Eli ayağı buza kesilmişti. Aynı anda beyninden aşağı doğru akan sıcak bir şeyler hissediyordu. 

Avukatı “Merak etme itiraz ederiz.” dedi ve gitti. 

Rüstem’e kelepçe taktılar. Kardeşine el sallamasına izin verdiler. Ekip aracı kısa sürede adliyeden ayrılmıştı. 

Avukata bir şeyler sordu ama ne dediğini anlamadı. 

Aşağıya inerken Bakanlığın “Lekelenmeme Hakkı” diye bir afişi olduğunu gördü. Buradan bir şey çıkar mı acaba diye düşündü. 

Rüya devam etti. İlerleyen bölümde Rüstem’in çalıştığı fabrikanın sahibini kalabalık bir masada Muhtar ve Ahmet Bey’le tava yerken gördü. 

Uyandığında şükür Allah’ıma dedi.

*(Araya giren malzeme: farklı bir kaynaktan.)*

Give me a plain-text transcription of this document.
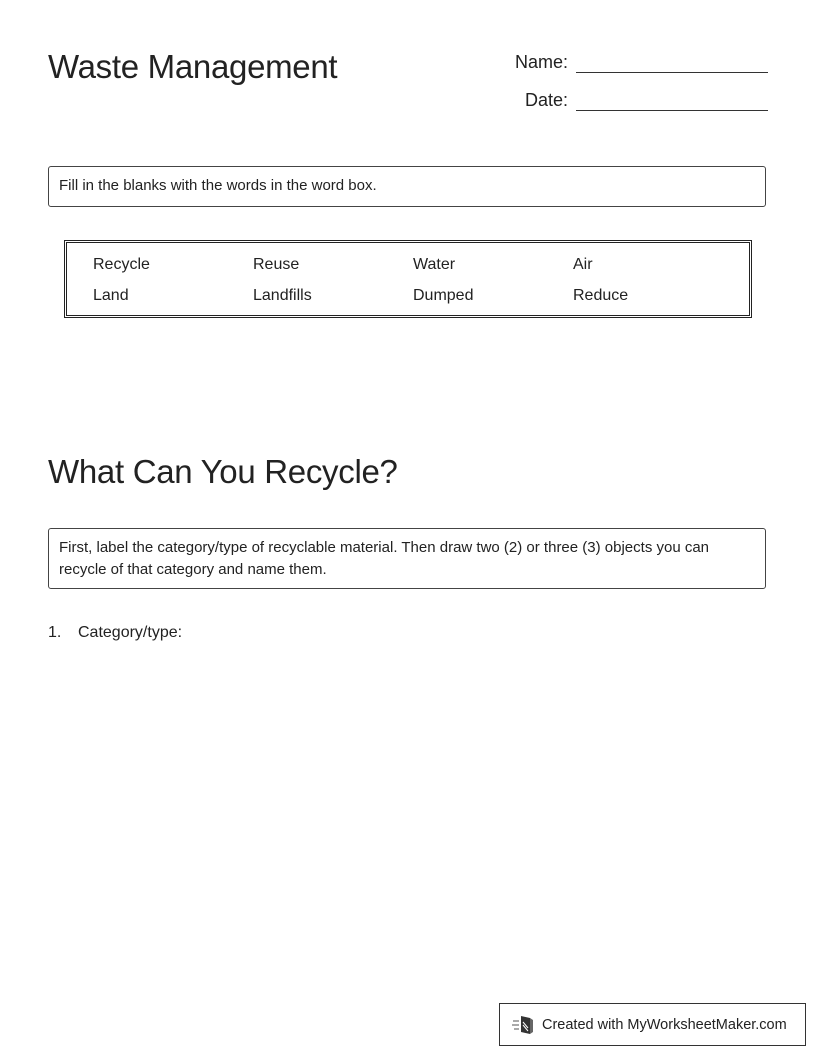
Waste Management	Name:
Date:
Fill in the blanks with the words in the word box.
Recycle	Reuse	Water	Air
Land	Landfills	Dumped	Reduce
What Can You Recycle?
First, label the category/type of recyclable material. Then draw two (2) or three (3) objects you can recycle of that category and name them.
1. Category/type:
Created with MyWorksheetMaker.com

Gördüklerinin rüya olduğunu anladığında hissettikleri dünyanın en güzel hislerinden birisi gibiydi. 

Kahvaltı ederken haberlerde sahte hırsızlık iddiası ile ilgili bir olaydan bahsedildiğini duydu. İş adamının sigortadan para alabilmek için hırsızlık iddiasında bulunduğu, bunun üzerine işyerinde çalışan iki yabancı uyruklu işçinin tutuklandığı anlatılıyordu. Fazla düşünecek zamanı yoktu. Ekmek peyniri bir lokmada yutup üzerine çayını kafaya dikti. Servisin gelmesine az kalmıştı.